Was this the sound of the President of the United States leaning in?
If Sheryl Sandberg’s best-selling manifesto, Sallie Krawcheck’s 85 Broads and Tory Burch’s nonprofit weren’t enough to convince you the gender debate is having its moment, President Barack Obama gave the discussion a jolt during his State of the Union address Tuesday when he addressed the gender pay gap, declaring “it’s time to do away with workplace policies that belong in a “Mad Men” episode.”
The reference to AMCAMCX -1.72%’s “Mad Men” exploded online, inspiring 33,555 tweets per minute, according to Twitter’s government and policy analytics team.
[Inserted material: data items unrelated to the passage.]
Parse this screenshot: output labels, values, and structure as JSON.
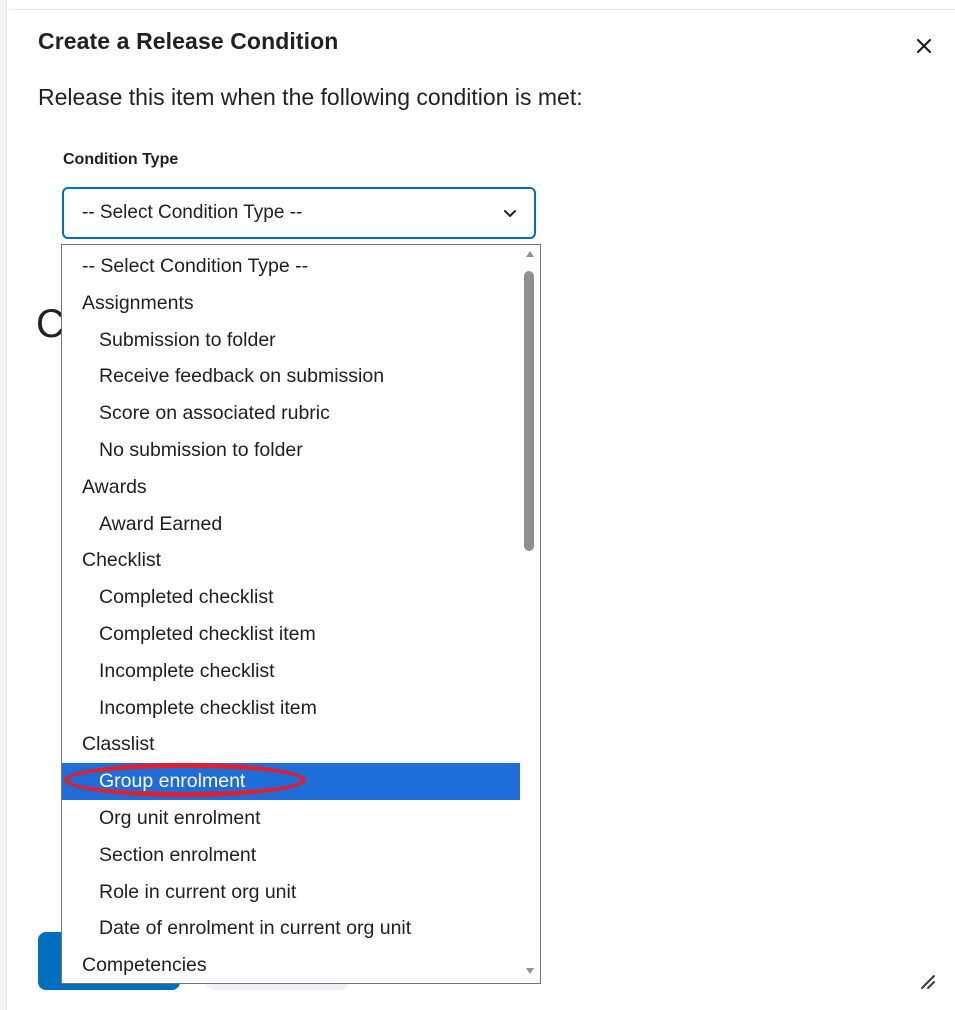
{
  "dialog": {
    "title": "Create a Release Condition",
    "close_label": "×",
    "intro": "Release this item when the following condition is met:"
  },
  "condition_type": {
    "label": "Condition Type",
    "selected_value": "-- Select Condition Type --"
  },
  "background": {
    "partial_heading": "C"
  },
  "dropdown": {
    "options": [
      {
        "label": "-- Select Condition Type --",
        "level": "group"
      },
      {
        "label": "Assignments",
        "level": "group"
      },
      {
        "label": "Submission to folder",
        "level": "child"
      },
      {
        "label": "Receive feedback on submission",
        "level": "child"
      },
      {
        "label": "Score on associated rubric",
        "level": "child"
      },
      {
        "label": "No submission to folder",
        "level": "child"
      },
      {
        "label": "Awards",
        "level": "group"
      },
      {
        "label": "Award Earned",
        "level": "child"
      },
      {
        "label": "Checklist",
        "level": "group"
      },
      {
        "label": "Completed checklist",
        "level": "child"
      },
      {
        "label": "Completed checklist item",
        "level": "child"
      },
      {
        "label": "Incomplete checklist",
        "level": "child"
      },
      {
        "label": "Incomplete checklist item",
        "level": "child"
      },
      {
        "label": "Classlist",
        "level": "group"
      },
      {
        "label": "Group enrolment",
        "level": "child",
        "selected": true
      },
      {
        "label": "Org unit enrolment",
        "level": "child"
      },
      {
        "label": "Section enrolment",
        "level": "child"
      },
      {
        "label": "Role in current org unit",
        "level": "child"
      },
      {
        "label": "Date of enrolment in current org unit",
        "level": "child"
      },
      {
        "label": "Competencies",
        "level": "group"
      }
    ]
  },
  "colors": {
    "accent": "#006fbf",
    "selected_option": "#1f6dd8",
    "annotation_ring": "#e0202b"
  },
  "icons": {
    "close": "close-icon",
    "chevron": "chevron-down-icon",
    "resize": "resize-handle-icon"
  }
}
“Women deserve equal pay for equal work,” Obama said. “She deserves to have a baby without sacrificing her job. A mother deserves a day off to care for a sick child or a sick parent without running into hardship.”
It’s a compelling sound bite, but can government really get corporations to shed “Mad Men” practices in a “2 Broke Girls” age?
Women earned 76.5 cents for every dollar men did in 2012, a figured that’s barely changed over a decade. And a lot of factors affect that, such as the fact that women often choose less lucrative fields than men do, or may be less aggressive when it comes to asking for a raise. But economists believe one of the biggest factors is that women end up working fewer hours because they spend more time caring for children or other family members.
Wall Street Journal — If the pay gap between women and men is rough, the gap for mothers is punishing. A pair of studies found that women with children who are employed in the U.S. suffer, on average, a 5% wage penalty.
Could government policies close the gap? Obama called for raising the minimum wage, a move that could help boost women, who make up two-thirds of minimum wage workers.
But that’s unlikely to fix the motherhood penalty. Family-friendly policies in other developed countries have helped keep more women in the workforce, but those women are also more likely be working in less demanding professions or working part time, according to research by Francine Blau, a Cornell University economist.
In short, they still get mommy-tracked. If you’re female, you still have better odds of becoming the boss and working full-time here in the U.S.
So what does seem to be working? Take a look at Quebec. When it began to offer “daddy-only” paid paternity leave, the number of fathers taking leave jumped by 58 percentage points, and their female partners were more likely to return to their pre-childbirth employers.
Even after parental leaves came to an end, the men who had taken the paternity leave were more likely to pitch in around the house, especially with tasks such as cooking and shopping, said Ankita Patnaik, an economics Ph.D. candidate at Cornell University who’s studying the program in Quebec.